I this is not enought, I can attach both files.


--
Piotr Gasidło

Re: Strange replication problem - segment restored from archive but still requested from master

From

Piotr Gasidło

Date:

22 May 2015, 16:36:58

2015-05-22 6:55 GMT+02:00 Fujii Masao <masao.fujii@gmail.com>:
>
> This problem happens when WAL record is stored in separate two WAL files and
> there is no valid latter WAL file in the standby. In your case, the former file
> is 0000000400004C4D00000090 and the latter is 0000000400004C4D00000091.
>
> In this case, the first half of WAL record can be read from the former WAL file,
> but the remaining half not because no valid latter file exists in the standby.
> Then the standby tries to retrieve the latter WAL file via replication.
> The problem here is that the standby tries to start the replication from the
> starting point of WAL record, i.e., that's the location of the former WAL file.
> So the already-read WAL file is requested via replication.
> (..)

I currently have wal_keep_segments set to 0.
Setting this to higher value will help?
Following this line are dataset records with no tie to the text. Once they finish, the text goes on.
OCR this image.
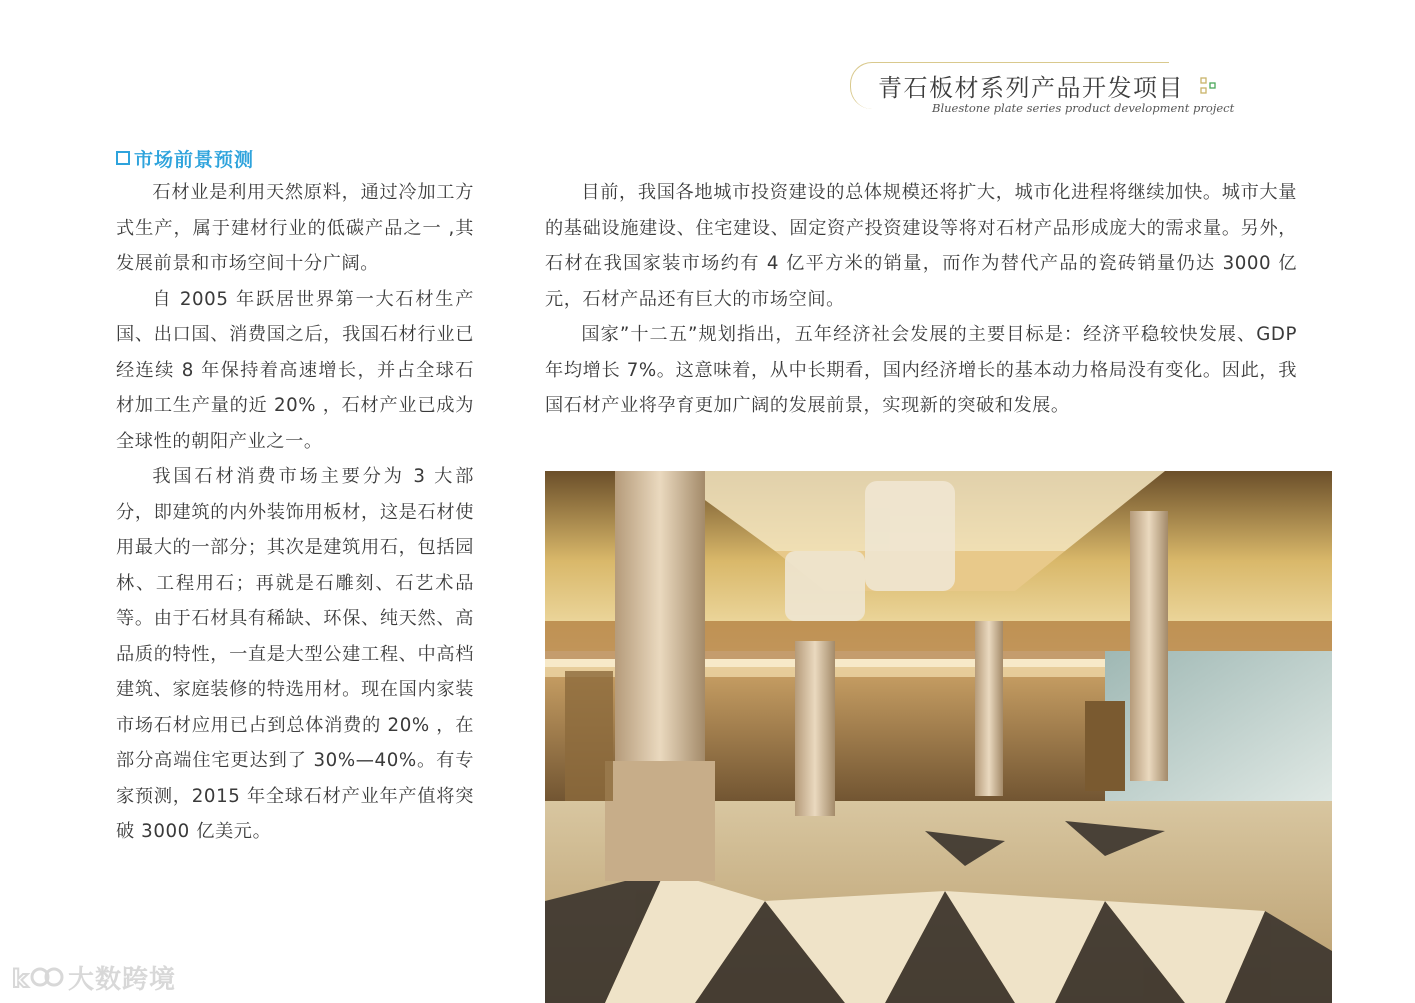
青石板材系列产品开发项目
Bluestone plate series product development project
市场前景预测

石材业是利用天然原料，通过冷加工方式生产，属于建材行业的低碳产品之一 ,其发展前景和市场空间十分广阔。

自 2005 年跃居世界第一大石材生产国、出口国、消费国之后，我国石材行业已经连续 8 年保持着高速增长，并占全球石材加工生产量的近 20% ，石材产业已成为全球性的朝阳产业之一。

我国石材消费市场主要分为 3 大部分，即建筑的内外装饰用板材，这是石材使用最大的一部分；其次是建筑用石，包括园林、工程用石；再就是石雕刻、石艺术品等。由于石材具有稀缺、环保、纯天然、高品质的特性，一直是大型公建工程、中高档建筑、家庭装修的特选用材。现在国内家装市场石材应用已占到总体消费的 20% ，在部分高端住宅更达到了 30%—40%。有专家预测，2015 年全球石材产业年产值将突破 3000 亿美元。

目前，我国各地城市投资建设的总体规模还将扩大，城市化进程将继续加快。城市大量的基础设施建设、住宅建设、固定资产投资建设等将对石材产品形成庞大的需求量。另外，石材在我国家装市场约有 4 亿平方米的销量，而作为替代产品的瓷砖销量仍达 3000 亿元，石材产品还有巨大的市场空间。

国家”十二五”规划指出，五年经济社会发展的主要目标是：经济平稳较快发展、GDP 年均增长 7%。这意味着，从中长期看，国内经济增长的基本动力格局没有变化。因此，我国石材产业将孕育更加广阔的发展前景，实现新的突破和发展。

k 大数跨境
As I understand: master won't
delete segment and could stream it to slave on request - so it will
help.
Does this setting delays WAL archiving?

--
Piotr Gasidło

Re: Strange replication problem - segment restored from archive but still requested from master

From

Guillaume Lelarge

Date:

25 May 2015, 09:30:43

2015-05-22 18:36 GMT+02:00 Piotr Gasidło <quaker@barbara.eu.org>:

2015-05-22 6:55 GMT+02:00 Fujii Masao <masao.fujii@gmail.com>:
>
> This problem happens when WAL record is stored in separate two WAL files and
> there is no valid latter WAL file in the standby. In your case, the former file
> is 0000000400004C4D00000090 and the latter is 0000000400004C4D00000091.
>
> In this case, the first half of WAL record can be read from the former WAL file,
> but the remaining half not because no valid latter file exists in the standby.
> Then the standby tries to retrieve the latter WAL file via replication.
> The problem here is that the standby tries to start the replication from the
> starting point of WAL record, i.e., that's the location of the former WAL file.
> So the already-read WAL file is requested via replication.
> (..)

I currently have wal_keep_segments set to 0.
Setting this to higher value will help? As I understand: master won't
delete segment and could stream it to slave on request - so it will
help.

It definitely helps, but the issue could still happen.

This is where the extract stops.